Properly executed spanking should not cause lasting injury, and should be accompanied by an explanation for why the punishment was doled out (this can include observations that lesser punishments were ineffective).
In my childhood I was consumed in acting on my inner fantasies or just spoke the truth I saw (which considered 'rude') - and I did not understand why I was being hit by my parents.
I was taught this way to be silent and to sit on the spot as much as possible.
And I was afraid of my parents till their death.
Concerning a lecture - I would have prefered that over beating - at least if a person specified what they wanted and expected of me it's much easier to consider.
The scary 'lecturer' that AsheSkyler has mentioned is an abuser who talked just for stating theit control and feeling their power. This behaviour is not about punishment for certain actions, so I doubt that one beating would have stopped this verbal abusing - but if a person strikes someone once, they may feel more at ease to strike again.
I'm the exact opposite with this, because at least beatings would eventually leave marks, allowing for the opportunity for other people to step in and help.

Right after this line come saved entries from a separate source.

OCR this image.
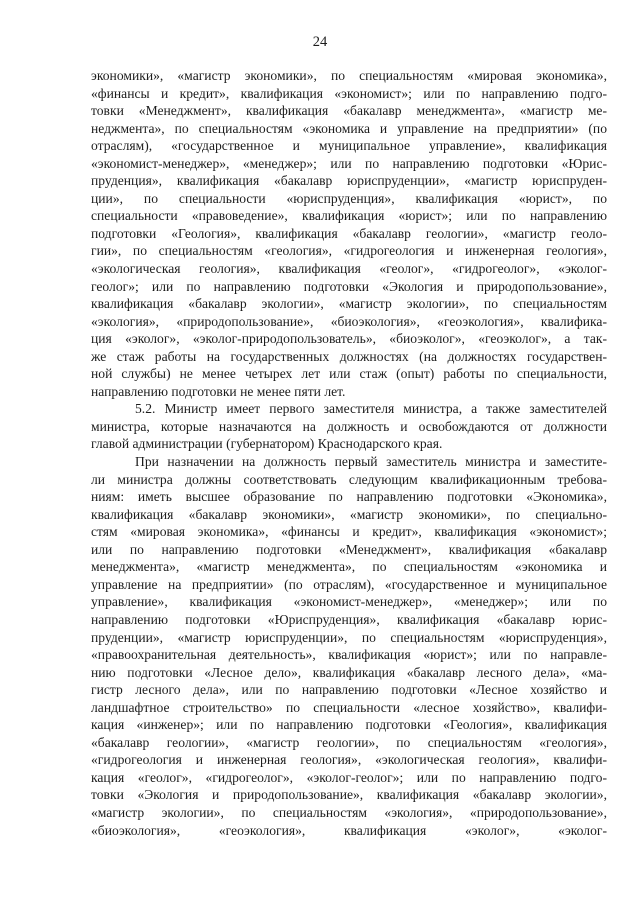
24
экономики», «магистр экономики», по специальностям «мировая экономика»,
«финансы и кредит», квалификация «экономист»; или по направлению подго-
товки «Менеджмент», квалификация «бакалавр менеджмента», «магистр ме-
неджмента», по специальностям «экономика и управление на предприятии» (по
отраслям), «государственное и муниципальное управление», квалификация
«экономист-менеджер», «менеджер»; или по направлению подготовки «Юрис-
пруденция», квалификация «бакалавр юриспруденции», «магистр юриспруден-
ции», по специальности «юриспруденция», квалификация «юрист», по
специальности «правоведение», квалификация «юрист»; или по направлению
подготовки «Геология», квалификация «бакалавр геологии», «магистр геоло-
гии», по специальностям «геология», «гидрогеология и инженерная геология»,
«экологическая геология», квалификация «геолог», «гидрогеолог», «эколог-
геолог»; или по направлению подготовки «Экология и природопользование»,
квалификация «бакалавр экологии», «магистр экологии», по специальностям
«экология», «природопользование», «биоэкология», «геоэкология», квалифика-
ция «эколог», «эколог-природопользователь», «биоэколог», «геоэколог», а так-
же стаж работы на государственных должностях (на должностях государствен-
ной службы) не менее четырех лет или стаж (опыт) работы по специальности,
направлению подготовки не менее пяти лет.
5.2. Министр имеет первого заместителя министра, а также заместителей
министра, которые назначаются на должность и освобождаются от должности
главой администрации (губернатором) Краснодарского края.
При назначении на должность первый заместитель министра и заместите-
ли министра должны соответствовать следующим квалификационным требова-
ниям: иметь высшее образование по направлению подготовки «Экономика»,
квалификация «бакалавр экономики», «магистр экономики», по специально-
стям «мировая экономика», «финансы и кредит», квалификация «экономист»;
или по направлению подготовки «Менеджмент», квалификация «бакалавр
менеджмента», «магистр менеджмента», по специальностям «экономика и
управление на предприятии» (по отраслям), «государственное и муниципальное
управление», квалификация «экономист-менеджер», «менеджер»; или по
направлению подготовки «Юриспруденция», квалификация «бакалавр юрис-
пруденции», «магистр юриспруденции», по специальностям «юриспруденция»,
«правоохранительная деятельность», квалификация «юрист»; или по направле-
нию подготовки «Лесное дело», квалификация «бакалавр лесного дела», «ма-
гистр лесного дела», или по направлению подготовки «Лесное хозяйство и
ландшафтное строительство» по специальности «лесное хозяйство», квалифи-
кация «инженер»; или по направлению подготовки «Геология», квалификация
«бакалавр геологии», «магистр геологии», по специальностям «геология»,
«гидрогеология и инженерная геология», «экологическая геология», квалифи-
кация «геолог», «гидрогеолог», «эколог-геолог»; или по направлению подго-
товки «Экология и природопользование», квалификация «бакалавр экологии»,
«магистр экологии», по специальностям «экология», «природопользование»,
«биоэкология», «геоэкология», квалификация «эколог», «эколог-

Verbal and emotional abuse, though? Doesn't leave visible marks, so when you try to get help, you're met with such responses like "grow a thicker skin" or "it's not really that bad, you're just overreacting," because the damage from verbal and emotional abuse doesn't come from one incident, but the aggregation of many over years. The individual incidents are often looked at in isolation from one another, and no one understands what the big deal is. There were times growing up that I wished he'd have just beaten me, because then I would have had marks to show that I was in a situation that I needed help getting out of (even without marks, a child telling a teacher "my mom's boyfriend hit me" gets taken a lot more seriously).
An abuser is an abuser, no matter what the weapon is (the abuse is about power, not about correction of wrong-doings). If your parents lectured instead of beaten, I have little doubt that they'd have been just as abusive toward you. It would have just been verbal abuse and emotional manipulation, instead. I do wish none of us had to live through abuse in any form, though.